7. О том, как иррациональное и материальное начала связываются у Платона с женским полом, а рациональное и духовное — с мужским, а также о существенной связи платоновской эпистемологии с греческой однополой любовью, см.: Evelyn Fox Kellr, «Love and Sex in Plato's Epistemology in: «Reflections on Genderand Science» (New Haven: Yale University Press, 1985), 21—32. См. также ценные рассуждения об однополой любви у Платона: Gregori Vlastos, «The Individual as an Object of Love in Plato», in «Platonic Studies» (Princeton: Princeton University Press, 1973), 3 — 42. Правда, Властос указывает на то, что, когда в «Пире» Платона спор достигает вершины (206 — 212), неожиданно происходит сдвиг от однополой к плодотворной двуполой парадигме: Диотима описывает высочайшее свершение Эроса как супружеский союз философа с Идеей Красоты, от коего и рождается на свет мудрость. В этом же эссе Властос проводит блестящий анализ того, как возвышение Платоном универсальной Идеи Красоты принижает, в контексте личных отношений, ценность отдельного человека, конкретного любимого предмета, потенциально достойного любви просто ради него самого,— точно так же, как, в контексте его политической теории, возвышение Платоном идеального государства ведет к принижению отдельных граждан как самоцели, лишая их тем самым гражданской свободы.
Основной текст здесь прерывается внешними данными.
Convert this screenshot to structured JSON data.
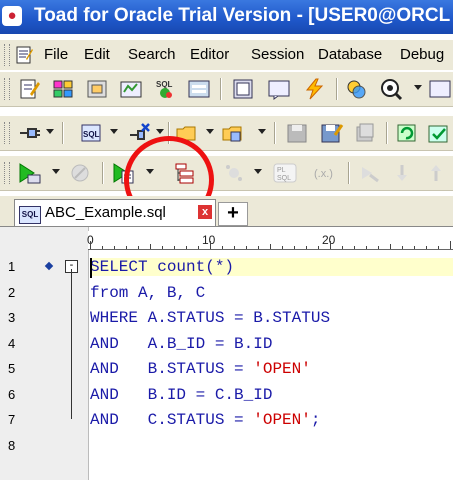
{
  "window": {
    "title": "Toad for Oracle Trial Version - [USER0@ORCL",
    "app_icon": "toad-app-icon",
    "title_color": "#1e56c8"
  },
  "menubar": {
    "items": [
      "File",
      "Edit",
      "Search",
      "Editor",
      "Session",
      "Database",
      "Debug"
    ]
  },
  "toolbar1": {
    "icons": [
      "new-editor-icon",
      "schema-browser-icon",
      "sql-recall-icon",
      "project-manager-icon",
      "sql-modeler-icon",
      "session-browser-icon",
      "window-icon",
      "output-icon",
      "quick-action-icon",
      "compare-icon",
      "query-builder-icon"
    ]
  },
  "toolbar2": {
    "icons": [
      "connect-icon",
      "sql-file-icon",
      "disconnect-icon",
      "open-folder-icon",
      "new-window-icon",
      "save-icon",
      "save-as-icon",
      "print-icon",
      "refresh-icon"
    ],
    "sql_icon_text": "SQL"
  },
  "toolbar3": {
    "icons": [
      "execute-statement-icon",
      "stop-icon",
      "execute-script-icon",
      "explain-plan-icon",
      "debug-icon",
      "plsql-icon",
      "format-icon",
      "step-icons"
    ],
    "plsql_icon_text": "PL SQL",
    "fx_icon_text": "(.x.)"
  },
  "highlight": {
    "color": "#e11111",
    "target": "explain-plan-icon"
  },
  "tabs": {
    "active_label": "ABC_Example.sql",
    "sql_icon_text": "SQL",
    "close_symbol": "x",
    "new_tab_symbol": "+"
  },
  "ruler": {
    "marks": [
      "0",
      "10",
      "20"
    ]
  },
  "editor": {
    "lines": [
      {
        "number": "1",
        "parts": [
          {
            "t": "SELECT count(*)",
            "k": "kw"
          }
        ]
      },
      {
        "number": "2",
        "parts": [
          {
            "t": "from A, B, C",
            "k": "kw"
          }
        ]
      },
      {
        "number": "3",
        "parts": [
          {
            "t": "WHERE A.STATUS = B.STATUS",
            "k": "kw"
          }
        ]
      },
      {
        "number": "4",
        "parts": [
          {
            "t": "AND   A.B_ID = B.ID",
            "k": "kw"
          }
        ]
      },
      {
        "number": "5",
        "parts": [
          {
            "t": "AND   B.STATUS = ",
            "k": "kw"
          },
          {
            "t": "'OPEN'",
            "k": "str"
          }
        ]
      },
      {
        "number": "6",
        "parts": [
          {
            "t": "AND   B.ID = C.B_ID",
            "k": "kw"
          }
        ]
      },
      {
        "number": "7",
        "parts": [
          {
            "t": "AND   C.STATUS = ",
            "k": "kw"
          },
          {
            "t": "'OPEN'",
            "k": "str"
          },
          {
            "t": ";",
            "k": "kw"
          }
        ]
      },
      {
        "number": "8",
        "parts": []
      }
    ],
    "fold_symbol": "-",
    "keyword_color": "#1a1aa8",
    "string_color": "#cc0000",
    "current_line_bg": "#ffffcc"
  }
}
8. «Обыкновение предварять ключевые основоположения космологической мысли тщательно выверенными астрономическими наблюдениями составляет, по сути дела, исконную традицию западной цивилизации. По-видимому, это одно из наиболее значительных и характерных нововведений, какие мы унаследовали от цивилизации древней Греции». (Thomas S. Kuhn, «The Copernican Revolution: Planetary Astronomy and the Develoment of Western Thought» [Cambridge: Harvard University Press, 1957], 26).
9. Cm. Sir Thomas L. Heath, «Aristarchus of Samos: The Ancient Copernicus» (Oxford: Claredon Press, 1913), 140; а также «Законы» Платона, VII, 821 — 822.
10. Finley, «Four Stages of Greek Thought», 2. Оуэн Барфилд, говоря о лекциях Кольриджа по истории философии, описывал греческий феномен в сходных выражениях: «Рождение самосознания, рождение индивидуальности... происходило на заре греческой цивилизации... Все это было похоже на пробуждение. Ведь когда ты только просыпаешься поутру, ты ощущаешь весь мир вокруг себя необычайно остро — и лишь потом, с течением дня, чувства несколько притупляются». (Owen Barfield, «Coleridge's Philosophical Lectures», «Towards» 3,2 [1989]:29).